Pointer to Inv 24: the residual research budget is staged across five candidate designs (meta-analysis, retrospective cohort, Di-Medicare extension, CA prospective, multi-cohort consortium) ranked by expected shrinkage per dollar against this posterior. Inv 24 lays out that portfolio.

Method Detail

Normal-Normal Gibbs Sampler

The model: y_i | β_i ~ N(β_i, s_i²), β_i | μ, τ² ~ N(μ, τ²), μ ~ N(0, 10²), τ² ~ InverseGamma(2, 0.0001). All three updates are conjugate, so the Gibbs sampler uses closed-form normal and inverse-gamma draws with no Metropolis correction. 6,000 iterations after a 1,000-step burn-in converge in ~200 ms of single-core wall time.

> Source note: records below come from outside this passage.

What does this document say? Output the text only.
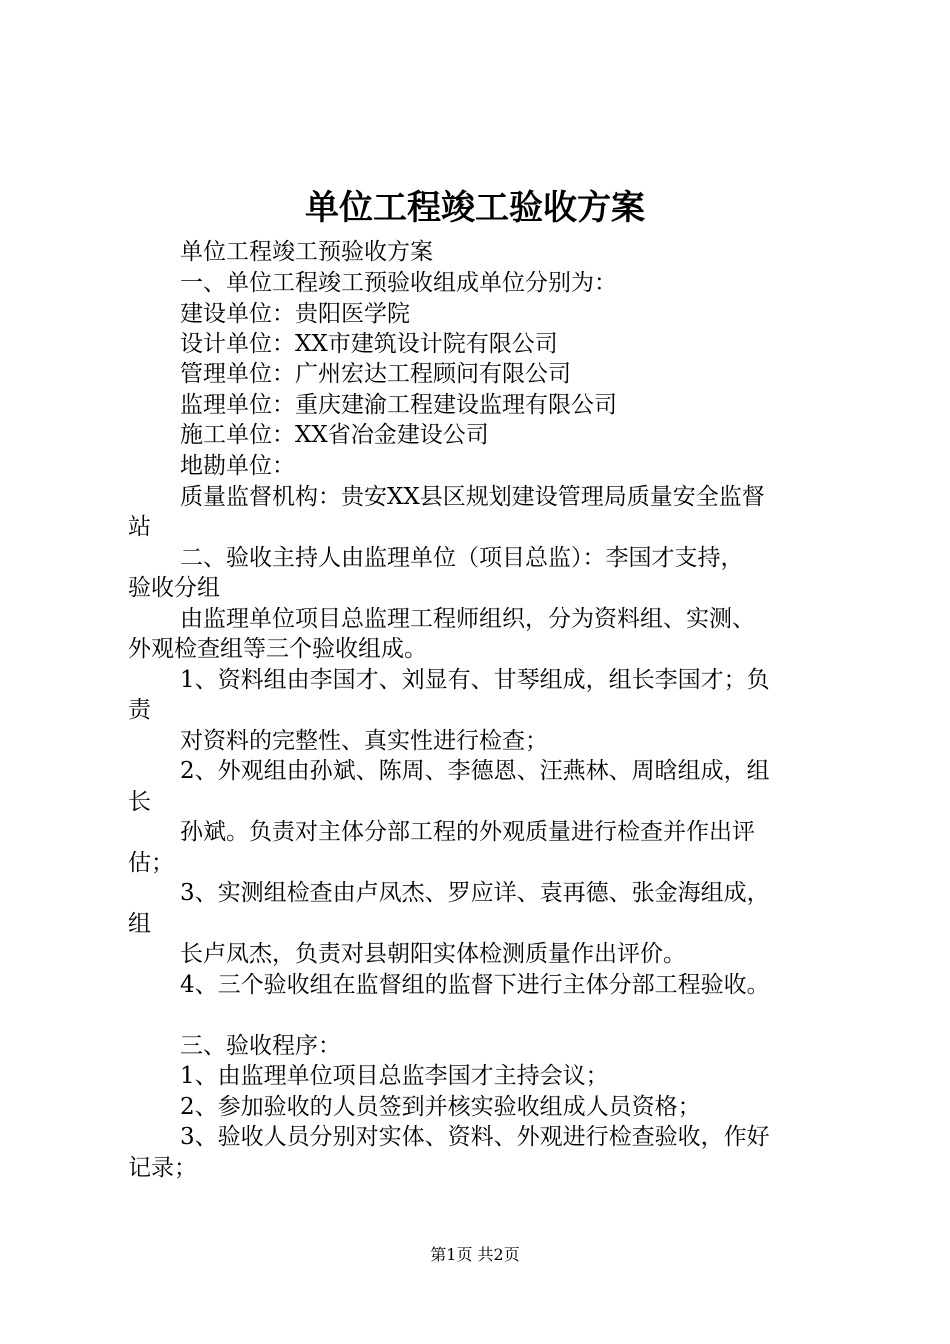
单位工程竣工验收方案

单位工程竣工预验收方案

一、单位工程竣工预验收组成单位分别为：

建设单位：贵阳医学院

设计单位：XX市建筑设计院有限公司

管理单位：广州宏达工程顾问有限公司

监理单位：重庆建渝工程建设监理有限公司

施工单位：XX省冶金建设公司

地勘单位：

质量监督机构：贵安XX县区规划建设管理局质量安全监督

站

二、验收主持人由监理单位（项目总监）：李国才支持，

验收分组

由监理单位项目总监理工程师组织，分为资料组、实测、

外观检查组等三个验收组成。

1、资料组由李国才、刘显有、甘琴组成，组长李国才；负

责

对资料的完整性、真实性进行检查；

2、外观组由孙斌、陈周、李德恩、汪燕林、周晗组成，组

长

孙斌。负责对主体分部工程的外观质量进行检查并作出评

估；

3、实测组检查由卢凤杰、罗应详、袁再德、张金海组成，

组

长卢凤杰，负责对县朝阳实体检测质量作出评价。

4、三个验收组在监督组的监督下进行主体分部工程验收。

三、验收程序：

1、由监理单位项目总监李国才主持会议；

2、参加验收的人员签到并核实验收组成人员资格；

3、验收人员分别对实体、资料、外观进行检查验收，作好

记录；

第1页 共2页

County observations are simulated from published CRF heterogeneity (Qian et al. 2022) because Medicare linkage beta fits are proprietary. The simulation preserves regional offsets (higher CRF in LA Basin + SJV, lower in Sierra + North Coast) and population-scaled standard errors, so the partial-pooling structure is honest. Swapping in real county fits when they become available is a one-line change.

Sources: Di et al. 2017 (NEJM); Krewski et al. 2009 (HEI 140); VanderWeele & Ding 2017 (E-value); Qian et al. 2022 (spatial heterogeneity); Gelman, Carlin, Stern & Rubin 2013 (Bayesian Data Analysis, ch. 5 hierarchical models).

Convergence disclosure: The reported posterior comes from a single Gibbs chain (6,000 iterations, 1,000 burn-in). Because every update is conjugate normal/inverse-gamma there is no Metropolis rejection, and the chain mixes rapidly in simulation — but formal multi-chain R̂ (Gelman-Rubin) and effective-sample-size diagnostics have not been reported on this page. The pooling shrinkage (82%) is driven primarily by the likelihood-weighted county SEs, not chain length, so the ordinal conclusions are stable; the CI width on the global μ should be read as approximate (± ~1 MCMC SE). A production submission would quote R̂ < 1.01 across 4 chains and n_eff > 1,000.